With another of capitalism's crises leading to yet another assault on wages and workers' rights no audience needs the enduring resonances of this seminal play spelt out for them.
So it's a relief that this production, save for a couple of allusions to Obama and the use of an iPhone, is fairly faithful to Clifford Odets's 1935 script.
Radical in form as well as content, the play centres on a union meeting into which the audience is immediately thrown.
Making full use of the intimate space of the White Bear, this immersive element is particularly well executed as actors mingle with audience.
As they shout their support or give their tuppenorth's worth the feel of a heated union meeting is authentically captured as the cynical official Fatt argues for appeasement with the bosses and passive acceptance of conditions.

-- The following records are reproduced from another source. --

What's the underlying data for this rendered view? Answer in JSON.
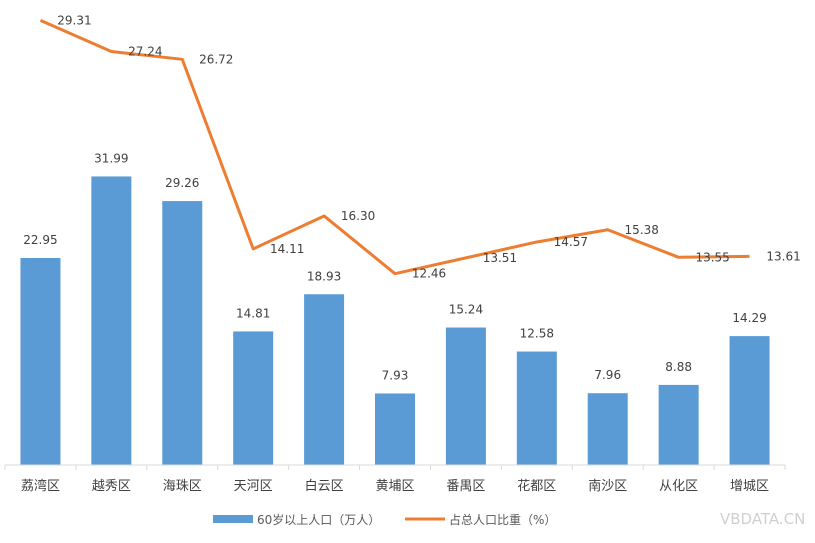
{
  "chart_data": {
    "type": "bar+line",
    "categories": [
      "荔湾区",
      "越秀区",
      "海珠区",
      "天河区",
      "白云区",
      "黄埔区",
      "番禺区",
      "花都区",
      "南沙区",
      "从化区",
      "增城区"
    ],
    "series": [
      {
        "name": "60岁以上人口（万人）",
        "type": "bar",
        "axis": "primary",
        "color": "#5b9bd5",
        "values": [
          22.95,
          31.99,
          29.26,
          14.81,
          18.93,
          7.93,
          15.24,
          12.58,
          7.96,
          8.88,
          14.29
        ]
      },
      {
        "name": "占总人口比重（%）",
        "type": "line",
        "axis": "secondary",
        "color": "#ed7d31",
        "values": [
          29.31,
          27.24,
          26.72,
          14.11,
          16.3,
          12.46,
          13.51,
          14.57,
          15.38,
          13.55,
          13.61
        ]
      }
    ],
    "ylim_primary": [
      0,
      50
    ],
    "ylim_secondary": [
      0,
      30
    ],
    "grid": false,
    "axes_visible": false,
    "data_labels": true,
    "legend_position": "bottom"
  },
  "watermark": "VBDATA.CN"
}
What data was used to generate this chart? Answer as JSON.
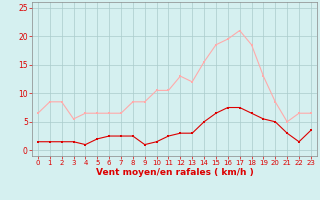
{
  "hours": [
    0,
    1,
    2,
    3,
    4,
    5,
    6,
    7,
    8,
    9,
    10,
    11,
    12,
    13,
    14,
    15,
    16,
    17,
    18,
    19,
    20,
    21,
    22,
    23
  ],
  "rafales": [
    6.5,
    8.5,
    8.5,
    5.5,
    6.5,
    6.5,
    6.5,
    6.5,
    8.5,
    8.5,
    10.5,
    10.5,
    13.0,
    12.0,
    15.5,
    18.5,
    19.5,
    21.0,
    18.5,
    13.0,
    8.5,
    5.0,
    6.5,
    6.5
  ],
  "moyen": [
    1.5,
    1.5,
    1.5,
    1.5,
    1.0,
    2.0,
    2.5,
    2.5,
    2.5,
    1.0,
    1.5,
    2.5,
    3.0,
    3.0,
    5.0,
    6.5,
    7.5,
    7.5,
    6.5,
    5.5,
    5.0,
    3.0,
    1.5,
    3.5
  ],
  "moyen_color": "#dd0000",
  "rafales_color": "#ffaaaa",
  "bg_color": "#d5f0f0",
  "grid_color": "#aacccc",
  "axis_color": "#dd0000",
  "spine_color": "#888888",
  "xlabel": "Vent moyen/en rafales ( km/h )",
  "ylim": [
    -1,
    26
  ],
  "yticks": [
    0,
    5,
    10,
    15,
    20,
    25
  ]
}
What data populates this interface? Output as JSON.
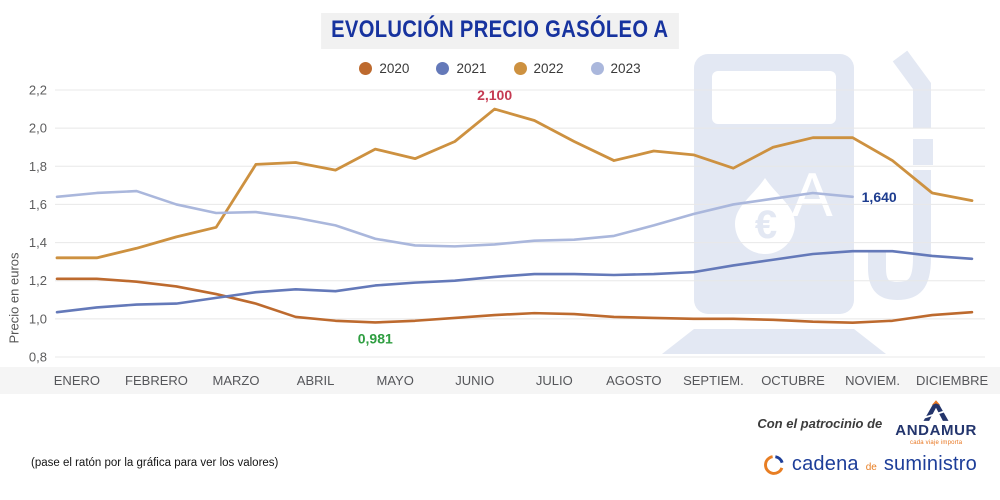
{
  "page": {
    "note": "(pase el ratón por la gráfica para ver los valores)",
    "sponsor_prefix": "Con el patrocinio de",
    "andamur": {
      "name": "ANDAMUR",
      "tagline": "cada viaje importa"
    },
    "cadena": {
      "word1": "cadena",
      "word2": "de",
      "word3": "suministro"
    }
  },
  "chart_data": {
    "type": "line",
    "title": "EVOLUCIÓN PRECIO GASÓLEO A",
    "ylabel": "Precio en euros",
    "ylim": [
      0.8,
      2.2
    ],
    "ytick_labels": [
      "0,8",
      "1,0",
      "1,2",
      "1,4",
      "1,6",
      "1,8",
      "2,0",
      "2,2"
    ],
    "grid": true,
    "legend_position": "top",
    "points_per_month": 2,
    "categories": [
      "ENERO",
      "FEBRERO",
      "MARZO",
      "ABRIL",
      "MAYO",
      "JUNIO",
      "JULIO",
      "AGOSTO",
      "SEPTIEM.",
      "OCTUBRE",
      "NOVIEM.",
      "DICIEMBRE"
    ],
    "series": [
      {
        "name": "2020",
        "color": "#bd6a2e",
        "values": [
          1.21,
          1.21,
          1.195,
          1.17,
          1.13,
          1.08,
          1.01,
          0.99,
          0.981,
          0.99,
          1.005,
          1.02,
          1.03,
          1.025,
          1.01,
          1.005,
          1.0,
          1.0,
          0.995,
          0.985,
          0.98,
          0.99,
          1.02,
          1.035
        ]
      },
      {
        "name": "2021",
        "color": "#6479b9",
        "values": [
          1.035,
          1.06,
          1.075,
          1.08,
          1.11,
          1.14,
          1.155,
          1.145,
          1.175,
          1.19,
          1.2,
          1.22,
          1.235,
          1.235,
          1.23,
          1.235,
          1.245,
          1.28,
          1.31,
          1.34,
          1.355,
          1.355,
          1.33,
          1.315
        ]
      },
      {
        "name": "2022",
        "color": "#cd9140",
        "values": [
          1.32,
          1.32,
          1.37,
          1.43,
          1.48,
          1.81,
          1.82,
          1.78,
          1.89,
          1.84,
          1.93,
          2.1,
          2.04,
          1.93,
          1.83,
          1.88,
          1.86,
          1.79,
          1.9,
          1.95,
          1.95,
          1.83,
          1.66,
          1.62
        ]
      },
      {
        "name": "2023",
        "color": "#aab7dc",
        "values": [
          1.64,
          1.66,
          1.67,
          1.6,
          1.555,
          1.56,
          1.53,
          1.49,
          1.42,
          1.385,
          1.38,
          1.39,
          1.41,
          1.415,
          1.435,
          1.49,
          1.55,
          1.6,
          1.63,
          1.66,
          1.64
        ]
      }
    ],
    "annotations": [
      {
        "series": "2022",
        "index": 11,
        "text": "2,100",
        "color": "#c53a52",
        "placement": "above"
      },
      {
        "series": "2020",
        "index": 8,
        "text": "0,981",
        "color": "#2f9e41",
        "placement": "below"
      },
      {
        "series": "2023",
        "index": 20,
        "text": "1,640",
        "color": "#1d3c8f",
        "placement": "right"
      }
    ]
  }
}
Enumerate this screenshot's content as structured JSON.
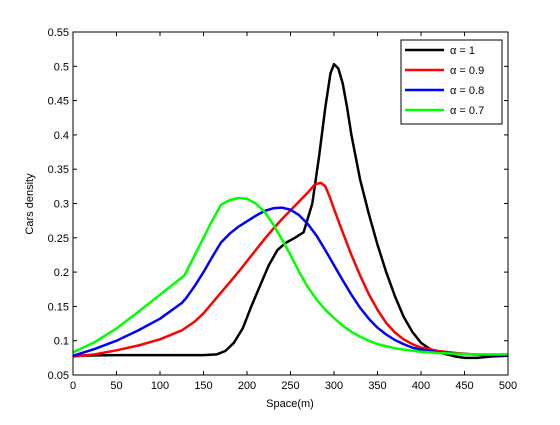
{
  "chart_data": {
    "type": "line",
    "title": "",
    "xlabel": "Space(m)",
    "ylabel": "Cars density",
    "xlim": [
      0,
      500
    ],
    "ylim": [
      0.05,
      0.55
    ],
    "xticks": [
      0,
      50,
      100,
      150,
      200,
      250,
      300,
      350,
      400,
      450,
      500
    ],
    "yticks": [
      0.05,
      0.1,
      0.15,
      0.2,
      0.25,
      0.3,
      0.35,
      0.4,
      0.45,
      0.5,
      0.55
    ],
    "grid": false,
    "legend_position": "top-right",
    "series": [
      {
        "name": "α = 1",
        "color": "#000000",
        "points": [
          [
            0,
            0.078
          ],
          [
            50,
            0.079
          ],
          [
            100,
            0.079
          ],
          [
            150,
            0.079
          ],
          [
            165,
            0.08
          ],
          [
            175,
            0.085
          ],
          [
            185,
            0.097
          ],
          [
            195,
            0.118
          ],
          [
            205,
            0.15
          ],
          [
            215,
            0.18
          ],
          [
            225,
            0.21
          ],
          [
            235,
            0.232
          ],
          [
            245,
            0.243
          ],
          [
            255,
            0.25
          ],
          [
            265,
            0.258
          ],
          [
            275,
            0.3
          ],
          [
            283,
            0.37
          ],
          [
            290,
            0.44
          ],
          [
            296,
            0.49
          ],
          [
            300,
            0.503
          ],
          [
            305,
            0.497
          ],
          [
            310,
            0.475
          ],
          [
            315,
            0.44
          ],
          [
            320,
            0.4
          ],
          [
            330,
            0.335
          ],
          [
            340,
            0.285
          ],
          [
            350,
            0.24
          ],
          [
            360,
            0.2
          ],
          [
            370,
            0.165
          ],
          [
            380,
            0.135
          ],
          [
            390,
            0.113
          ],
          [
            400,
            0.097
          ],
          [
            410,
            0.088
          ],
          [
            420,
            0.083
          ],
          [
            430,
            0.08
          ],
          [
            440,
            0.077
          ],
          [
            450,
            0.075
          ],
          [
            465,
            0.075
          ],
          [
            480,
            0.077
          ],
          [
            500,
            0.078
          ]
        ]
      },
      {
        "name": "α = 0.9",
        "color": "#ff0000",
        "points": [
          [
            0,
            0.077
          ],
          [
            25,
            0.08
          ],
          [
            50,
            0.086
          ],
          [
            75,
            0.093
          ],
          [
            100,
            0.102
          ],
          [
            125,
            0.115
          ],
          [
            140,
            0.128
          ],
          [
            150,
            0.14
          ],
          [
            160,
            0.155
          ],
          [
            170,
            0.17
          ],
          [
            180,
            0.185
          ],
          [
            190,
            0.2
          ],
          [
            200,
            0.216
          ],
          [
            210,
            0.232
          ],
          [
            220,
            0.248
          ],
          [
            230,
            0.263
          ],
          [
            240,
            0.277
          ],
          [
            250,
            0.29
          ],
          [
            260,
            0.303
          ],
          [
            270,
            0.316
          ],
          [
            278,
            0.328
          ],
          [
            285,
            0.33
          ],
          [
            290,
            0.325
          ],
          [
            295,
            0.31
          ],
          [
            300,
            0.292
          ],
          [
            310,
            0.258
          ],
          [
            320,
            0.225
          ],
          [
            330,
            0.195
          ],
          [
            340,
            0.168
          ],
          [
            350,
            0.145
          ],
          [
            360,
            0.126
          ],
          [
            370,
            0.112
          ],
          [
            380,
            0.102
          ],
          [
            390,
            0.095
          ],
          [
            400,
            0.09
          ],
          [
            420,
            0.085
          ],
          [
            440,
            0.082
          ],
          [
            460,
            0.08
          ],
          [
            480,
            0.079
          ],
          [
            500,
            0.079
          ]
        ]
      },
      {
        "name": "α = 0.8",
        "color": "#0000ff",
        "points": [
          [
            0,
            0.078
          ],
          [
            25,
            0.088
          ],
          [
            50,
            0.1
          ],
          [
            75,
            0.115
          ],
          [
            100,
            0.132
          ],
          [
            125,
            0.155
          ],
          [
            130,
            0.162
          ],
          [
            140,
            0.18
          ],
          [
            150,
            0.2
          ],
          [
            160,
            0.222
          ],
          [
            170,
            0.243
          ],
          [
            180,
            0.256
          ],
          [
            190,
            0.266
          ],
          [
            200,
            0.274
          ],
          [
            210,
            0.282
          ],
          [
            220,
            0.289
          ],
          [
            230,
            0.293
          ],
          [
            240,
            0.294
          ],
          [
            250,
            0.291
          ],
          [
            260,
            0.283
          ],
          [
            270,
            0.27
          ],
          [
            280,
            0.253
          ],
          [
            290,
            0.232
          ],
          [
            300,
            0.21
          ],
          [
            310,
            0.188
          ],
          [
            320,
            0.167
          ],
          [
            330,
            0.148
          ],
          [
            340,
            0.132
          ],
          [
            350,
            0.119
          ],
          [
            360,
            0.109
          ],
          [
            370,
            0.101
          ],
          [
            380,
            0.095
          ],
          [
            390,
            0.09
          ],
          [
            400,
            0.087
          ],
          [
            420,
            0.083
          ],
          [
            440,
            0.081
          ],
          [
            460,
            0.08
          ],
          [
            480,
            0.079
          ],
          [
            500,
            0.079
          ]
        ]
      },
      {
        "name": "α = 0.7",
        "color": "#00ff00",
        "points": [
          [
            0,
            0.083
          ],
          [
            25,
            0.098
          ],
          [
            50,
            0.118
          ],
          [
            75,
            0.142
          ],
          [
            100,
            0.167
          ],
          [
            115,
            0.182
          ],
          [
            128,
            0.195
          ],
          [
            140,
            0.225
          ],
          [
            150,
            0.25
          ],
          [
            160,
            0.275
          ],
          [
            170,
            0.298
          ],
          [
            180,
            0.305
          ],
          [
            190,
            0.308
          ],
          [
            200,
            0.307
          ],
          [
            210,
            0.3
          ],
          [
            220,
            0.288
          ],
          [
            230,
            0.27
          ],
          [
            240,
            0.248
          ],
          [
            250,
            0.225
          ],
          [
            260,
            0.2
          ],
          [
            270,
            0.178
          ],
          [
            280,
            0.16
          ],
          [
            290,
            0.145
          ],
          [
            300,
            0.133
          ],
          [
            310,
            0.122
          ],
          [
            320,
            0.113
          ],
          [
            330,
            0.106
          ],
          [
            340,
            0.1
          ],
          [
            350,
            0.095
          ],
          [
            360,
            0.092
          ],
          [
            370,
            0.089
          ],
          [
            380,
            0.087
          ],
          [
            400,
            0.084
          ],
          [
            420,
            0.082
          ],
          [
            440,
            0.081
          ],
          [
            460,
            0.08
          ],
          [
            480,
            0.08
          ],
          [
            500,
            0.08
          ]
        ]
      }
    ]
  }
}
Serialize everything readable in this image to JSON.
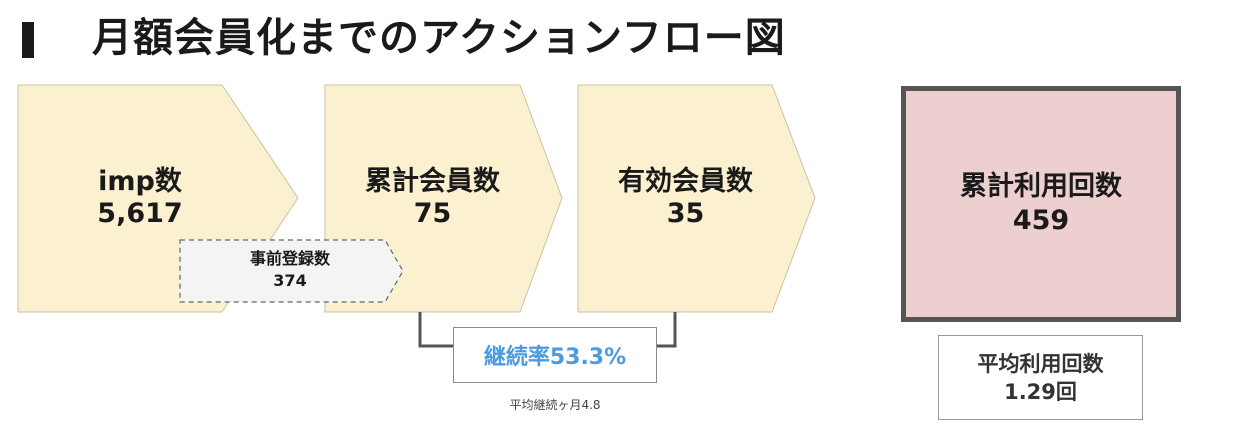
{
  "page": {
    "title": "月額会員化までのアクションフロー図"
  },
  "stages": [
    {
      "label": "imp数",
      "value": "5,617"
    },
    {
      "label": "累計会員数",
      "value": "75"
    },
    {
      "label": "有効会員数",
      "value": "35"
    }
  ],
  "pre_registration": {
    "label": "事前登録数",
    "value": "374"
  },
  "retention": {
    "label": "継続率53.3%",
    "note": "平均継続ヶ月4.8"
  },
  "usage_total": {
    "label": "累計利用回数",
    "value": "459"
  },
  "usage_average": {
    "label": "平均利用回数",
    "value": "1.29回"
  },
  "colors": {
    "stage_fill": "#fbf0cf",
    "stage_stroke": "#c9c2a5",
    "connector": "#555555",
    "retention_text": "#4a9be0",
    "usage_fill": "#eecfcf",
    "usage_border": "#555555",
    "sub_box_fill": "#f4f4f4"
  }
}
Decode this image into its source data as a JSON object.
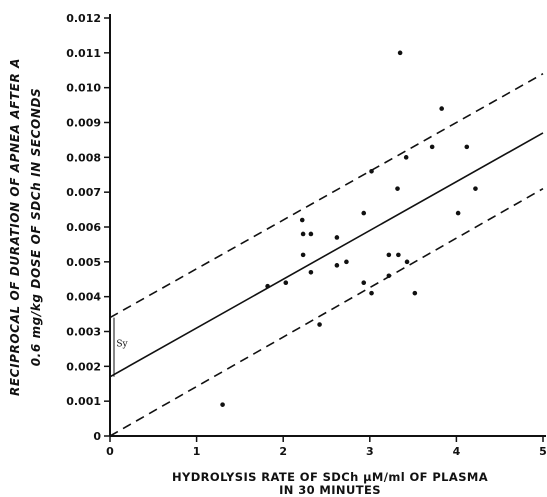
{
  "chart_data": {
    "type": "scatter",
    "xlabel_line1": "HYDROLYSIS RATE OF SDCh  μM/ml  OF PLASMA",
    "xlabel_line2": "IN 30 MINUTES",
    "ylabel_line1": "RECIPROCAL OF DURATION OF APNEA AFTER A",
    "ylabel_line2": "0.6 mg/kg  DOSE OF SDCh  IN  SECONDS",
    "xlim": [
      0,
      5
    ],
    "ylim": [
      0,
      0.012
    ],
    "x_ticks": [
      0,
      1,
      2,
      3,
      4,
      5
    ],
    "x_tick_labels": [
      "0",
      "1",
      "2",
      "3",
      "4",
      "5"
    ],
    "y_ticks": [
      0,
      0.001,
      0.002,
      0.003,
      0.004,
      0.005,
      0.006,
      0.007,
      0.008,
      0.009,
      0.01,
      0.011,
      0.012
    ],
    "y_tick_labels": [
      "0",
      "0.001",
      "0.002",
      "0.003",
      "0.004",
      "0.005",
      "0.006",
      "0.007",
      "0.008",
      "0.009",
      "0.010",
      "0.011",
      "0.012"
    ],
    "grid": false,
    "points": [
      {
        "x": 1.3,
        "y": 0.0009
      },
      {
        "x": 1.82,
        "y": 0.0043
      },
      {
        "x": 2.03,
        "y": 0.0044
      },
      {
        "x": 2.22,
        "y": 0.0062
      },
      {
        "x": 2.23,
        "y": 0.0058
      },
      {
        "x": 2.23,
        "y": 0.0052
      },
      {
        "x": 2.32,
        "y": 0.0058
      },
      {
        "x": 2.32,
        "y": 0.0047
      },
      {
        "x": 2.42,
        "y": 0.0032
      },
      {
        "x": 2.62,
        "y": 0.0057
      },
      {
        "x": 2.62,
        "y": 0.0049
      },
      {
        "x": 2.73,
        "y": 0.005
      },
      {
        "x": 2.93,
        "y": 0.0064
      },
      {
        "x": 2.93,
        "y": 0.0044
      },
      {
        "x": 3.02,
        "y": 0.0076
      },
      {
        "x": 3.02,
        "y": 0.0041
      },
      {
        "x": 3.22,
        "y": 0.0052
      },
      {
        "x": 3.22,
        "y": 0.0046
      },
      {
        "x": 3.32,
        "y": 0.0071
      },
      {
        "x": 3.33,
        "y": 0.0052
      },
      {
        "x": 3.35,
        "y": 0.011
      },
      {
        "x": 3.42,
        "y": 0.008
      },
      {
        "x": 3.43,
        "y": 0.005
      },
      {
        "x": 3.52,
        "y": 0.0041
      },
      {
        "x": 3.72,
        "y": 0.0083
      },
      {
        "x": 3.83,
        "y": 0.0094
      },
      {
        "x": 4.02,
        "y": 0.0064
      },
      {
        "x": 4.12,
        "y": 0.0083
      },
      {
        "x": 4.22,
        "y": 0.0071
      }
    ],
    "regression_line": {
      "style": "solid",
      "x": [
        0,
        5
      ],
      "y": [
        0.0017,
        0.0087
      ]
    },
    "upper_band": {
      "style": "dashed",
      "x": [
        0,
        5
      ],
      "y": [
        0.0034,
        0.0104
      ]
    },
    "lower_band": {
      "style": "dashed",
      "x": [
        0,
        5
      ],
      "y": [
        0.0,
        0.0071
      ]
    },
    "annotation": {
      "text": "Sy",
      "x": 0.12,
      "y": 0.00265
    }
  }
}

But his warnings against the need for industrial action do not ring true with the experiences of the workers he fails to represent.
Joe, barely able to feed his family, is told by his wife to fight for better pay or lose her.
Young Sid's inability to find work has destroyed his morale and drives him away from the sweetheart he can't afford to marry.
A scientist refuses to work on poison gas and spy on her colleagues, while a doctor is horrified by the slapdash treatment he sees given to poor patients.
In offering these incisive snapshots of workers' lives, Odets's play demonstrates how managerial interference, job insecurity and low wages have a very real, human impact.
Instead of waiting for the elusive Lefty Costello to save them or capitulating to the bosses, stooges and lackeys, the connections between people's struggles and the pressing need for united and organised action becomes increasingly apparent.
This message is done a service by both the young, enthusiastic cast and director Christopher Emms.
It's easy to see why he was inspired to stage this important play 75 years after the pioneering Unity Theatre brought it to British audiences for the first time.
Odets was an important figure in US workers' theatre and this pertinent production shows that, like Lefty, there is no point waiting around for the major theatres to revive his politically driven, socially aware early work.